Когда мы спим, мы не знаем, что видим сон. Во сне мы даже гадаем по сну и, лишь пробудившись, узнаем, что то был сон. Но есть еще великое пробуждение, после которого узнаешь, что все это великий сон. А дураки думают, что они бодрствуют и доподлинно знают, кто они: «Я царь! Я пастух!» Как тупы они в своей уверенности! Ты и Конфуций – только сон. И то, что я называю себя сном, – тоже сон…
1. Сны разума
Общее чувство, что с реальностью у нас не все в порядке, отдаленно преследует перегруженную баржу человеческой культуры от самых истоков ее многотрудного пути по океану беспощадного Хроноса. Мы словно бы вечно стараемся утаить от сознания некую внутреннюю недостаточность, тревожную призрачность целей и туманную неубедительность продукта. Вся кропотливая деятельность людского общежития, непрерывная жажда устроения порядков, возведения громоздких колоссов, вся крикливая и напыщенная суета как будто призвана сохранить в тайне врожденный порок самого нашего бытия. В минуты остолбенения, когда масса искусственных переживаний, рожденных помрачением от энтузиазма, валится через край, мы вдруг видим себя возбужденными лунатиками – героями торопливого сна. Такой кризис тотальной вовлеченности сознания в лабиринты самоосуществления разума настигает человека тем чаще, чем активнее он переживает. Философы и поэты, интеллектуалы и художники особенно страдают от этого, и тогда сомнамбулизм жизни накладывает свой отпечаток на их творчество.

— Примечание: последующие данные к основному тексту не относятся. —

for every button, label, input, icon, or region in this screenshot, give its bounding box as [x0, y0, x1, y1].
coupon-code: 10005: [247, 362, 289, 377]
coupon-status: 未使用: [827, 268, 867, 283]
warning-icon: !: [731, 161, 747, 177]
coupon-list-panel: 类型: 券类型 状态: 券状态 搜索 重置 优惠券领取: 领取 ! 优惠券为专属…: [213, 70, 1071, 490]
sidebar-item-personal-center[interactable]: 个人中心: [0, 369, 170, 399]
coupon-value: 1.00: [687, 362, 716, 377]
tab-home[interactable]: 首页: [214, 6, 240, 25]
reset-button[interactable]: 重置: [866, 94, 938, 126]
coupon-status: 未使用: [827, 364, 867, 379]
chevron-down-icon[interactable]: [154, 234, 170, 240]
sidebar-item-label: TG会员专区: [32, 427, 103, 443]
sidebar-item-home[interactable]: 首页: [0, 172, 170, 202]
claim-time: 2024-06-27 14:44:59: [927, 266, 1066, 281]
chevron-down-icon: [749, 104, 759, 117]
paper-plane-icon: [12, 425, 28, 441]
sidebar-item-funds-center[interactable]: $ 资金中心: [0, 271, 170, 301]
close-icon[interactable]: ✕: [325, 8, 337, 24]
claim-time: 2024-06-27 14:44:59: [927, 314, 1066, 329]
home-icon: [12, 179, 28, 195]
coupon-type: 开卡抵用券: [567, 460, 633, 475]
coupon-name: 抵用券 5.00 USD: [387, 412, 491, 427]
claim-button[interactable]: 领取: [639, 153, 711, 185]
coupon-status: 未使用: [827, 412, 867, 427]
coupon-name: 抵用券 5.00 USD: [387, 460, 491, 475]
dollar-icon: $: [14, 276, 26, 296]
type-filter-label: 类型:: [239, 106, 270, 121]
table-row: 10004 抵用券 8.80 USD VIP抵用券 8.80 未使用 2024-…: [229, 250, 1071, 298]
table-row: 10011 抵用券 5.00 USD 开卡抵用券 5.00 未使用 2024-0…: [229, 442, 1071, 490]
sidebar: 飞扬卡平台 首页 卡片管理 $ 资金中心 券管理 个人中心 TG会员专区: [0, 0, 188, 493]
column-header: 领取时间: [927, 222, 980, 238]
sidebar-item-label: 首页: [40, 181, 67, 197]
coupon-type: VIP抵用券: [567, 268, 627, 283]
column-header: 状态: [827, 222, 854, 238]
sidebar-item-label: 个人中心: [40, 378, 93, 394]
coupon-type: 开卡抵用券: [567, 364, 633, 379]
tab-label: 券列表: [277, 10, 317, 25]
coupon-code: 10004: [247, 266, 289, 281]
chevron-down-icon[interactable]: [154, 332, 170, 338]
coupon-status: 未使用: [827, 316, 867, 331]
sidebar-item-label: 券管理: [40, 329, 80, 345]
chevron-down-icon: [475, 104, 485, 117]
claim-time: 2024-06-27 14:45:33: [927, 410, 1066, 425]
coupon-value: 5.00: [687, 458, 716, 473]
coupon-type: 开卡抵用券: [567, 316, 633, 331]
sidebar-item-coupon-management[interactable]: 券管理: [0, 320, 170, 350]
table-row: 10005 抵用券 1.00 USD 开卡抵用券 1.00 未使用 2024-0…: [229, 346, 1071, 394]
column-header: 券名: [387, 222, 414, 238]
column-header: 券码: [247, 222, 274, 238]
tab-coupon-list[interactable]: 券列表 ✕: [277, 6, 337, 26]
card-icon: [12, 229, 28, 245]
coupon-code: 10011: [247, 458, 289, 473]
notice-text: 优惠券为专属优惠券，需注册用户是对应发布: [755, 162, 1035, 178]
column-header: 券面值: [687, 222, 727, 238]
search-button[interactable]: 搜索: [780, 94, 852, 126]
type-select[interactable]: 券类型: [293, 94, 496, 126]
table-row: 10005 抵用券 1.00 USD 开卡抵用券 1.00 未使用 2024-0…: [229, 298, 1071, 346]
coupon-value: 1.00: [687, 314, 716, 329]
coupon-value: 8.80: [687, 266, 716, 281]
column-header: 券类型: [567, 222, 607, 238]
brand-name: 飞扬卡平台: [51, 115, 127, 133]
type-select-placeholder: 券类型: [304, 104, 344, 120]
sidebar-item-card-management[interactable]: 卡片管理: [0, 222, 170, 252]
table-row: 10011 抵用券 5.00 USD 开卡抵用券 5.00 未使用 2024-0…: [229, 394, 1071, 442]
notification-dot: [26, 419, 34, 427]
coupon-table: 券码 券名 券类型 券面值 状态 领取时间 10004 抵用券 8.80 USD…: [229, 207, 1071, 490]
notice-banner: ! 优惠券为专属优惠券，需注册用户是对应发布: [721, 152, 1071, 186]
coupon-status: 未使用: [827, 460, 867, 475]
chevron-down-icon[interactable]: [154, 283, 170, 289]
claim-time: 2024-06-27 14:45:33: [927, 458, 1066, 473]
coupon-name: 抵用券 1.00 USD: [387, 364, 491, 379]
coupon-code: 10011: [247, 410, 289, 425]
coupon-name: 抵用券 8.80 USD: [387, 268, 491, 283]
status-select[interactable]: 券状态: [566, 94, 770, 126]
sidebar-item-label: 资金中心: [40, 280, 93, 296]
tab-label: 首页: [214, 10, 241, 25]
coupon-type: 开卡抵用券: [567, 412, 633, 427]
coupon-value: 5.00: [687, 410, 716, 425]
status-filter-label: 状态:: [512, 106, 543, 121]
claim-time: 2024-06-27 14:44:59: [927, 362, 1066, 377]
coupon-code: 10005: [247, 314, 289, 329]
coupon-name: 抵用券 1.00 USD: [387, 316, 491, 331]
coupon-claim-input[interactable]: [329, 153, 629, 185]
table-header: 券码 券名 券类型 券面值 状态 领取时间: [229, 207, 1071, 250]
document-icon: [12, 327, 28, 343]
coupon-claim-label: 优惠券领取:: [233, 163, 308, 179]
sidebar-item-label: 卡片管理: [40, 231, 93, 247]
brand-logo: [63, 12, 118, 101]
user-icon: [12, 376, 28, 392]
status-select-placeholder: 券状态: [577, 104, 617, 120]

Почему именно сон, сновидение так часто становится символом бурного потока жизни – и не только в литературе или искусстве, но в философии, в самом фундаменте миросозерцания, будучи если не предельной, то крайне причудливой гранью саморефлексии? Разве не знаменательно, что во сне мы неосознанно находим многостороннее подобие той неумолкающей буре страстей, что увлекает человека к блаженству и гибели? Сноподобие бытия повсюду настигает нас – и в круговороте отчаянных стремлений, и в напряжении последовательного, надолго спланированного труда, и в созерцательном покое притихшего отшельника. Да и первоначальное понимание сна было глубже, проникновенней нынешнего. Древний человек яснее переживал сходство зыбкой ткани сновидения и внятного вещества яви. И здесь и там он видел всепроникновенность, неустранимость, навязанность извне (как часто мы ощущаем себя во сне пленниками ситуаций, движущихся согласно эфемерным, но неизбежным законам вопреки всякой воле, всякому намерению!). Мы способны лишь прервать сон, каким образом и поступаем, столкнувшись с нелепым ужасом или тягостным давлением. Но ведь и в яви, когда страдание бодрствующего преступает последнюю черту, он повторяет ту же, единственную процедуру – сходя с ума, впадая в летаргию, умирая от горя или даже убивая себя. Внимательный взгляд открывает, что сновидение содержит в себе почти зеркальное повторение основных качеств дневной, «трезвой» жизни.
Соотношение реального и мнимого так же условно, самодовлеюще и непостижимо, так же зависит от игры сил, сознанию невнятных – то ли внешних, то ли внутренних. У сна своя рациональность и свое безумие, свои закономерности и случайности – совсем как наяву. Мифологическое чувство первобытного человека признавало во сне реальность (австралийские аборигены, например, даже полагали в сновидении начало мира), а мудрец и мыслитель находил в реальности сон. Уже более двух с половиной тысяч лет назад Чжуан-цзы столкнул мир сна с миром яви и не нашел опоры – два зеркальных отблеска, и только.
Помните его притчу о мотыльке? Ее любят повторять и по сей день. Как-то Чжуан-цзы увидел сон, в котором он был порхающим мотыльком, а когда проснулся, то так и не смог решить: то ли он Чжуан-цзы, которому снилось, что он мотылек, то ли мотылек, которому снится, что он Чжуан-цзы. Теперь мы больше склонны рассматривать подобные парадоксы как шутку, хотя критерии, по которым мы узнаем бодрствующее сознание (последовательность и ясность восприятия, устойчивость картины мира, повторяемость, предсказуемость, узнавание), только на первый взгляд безупречны, а по сути – условны и легко опровергаемы.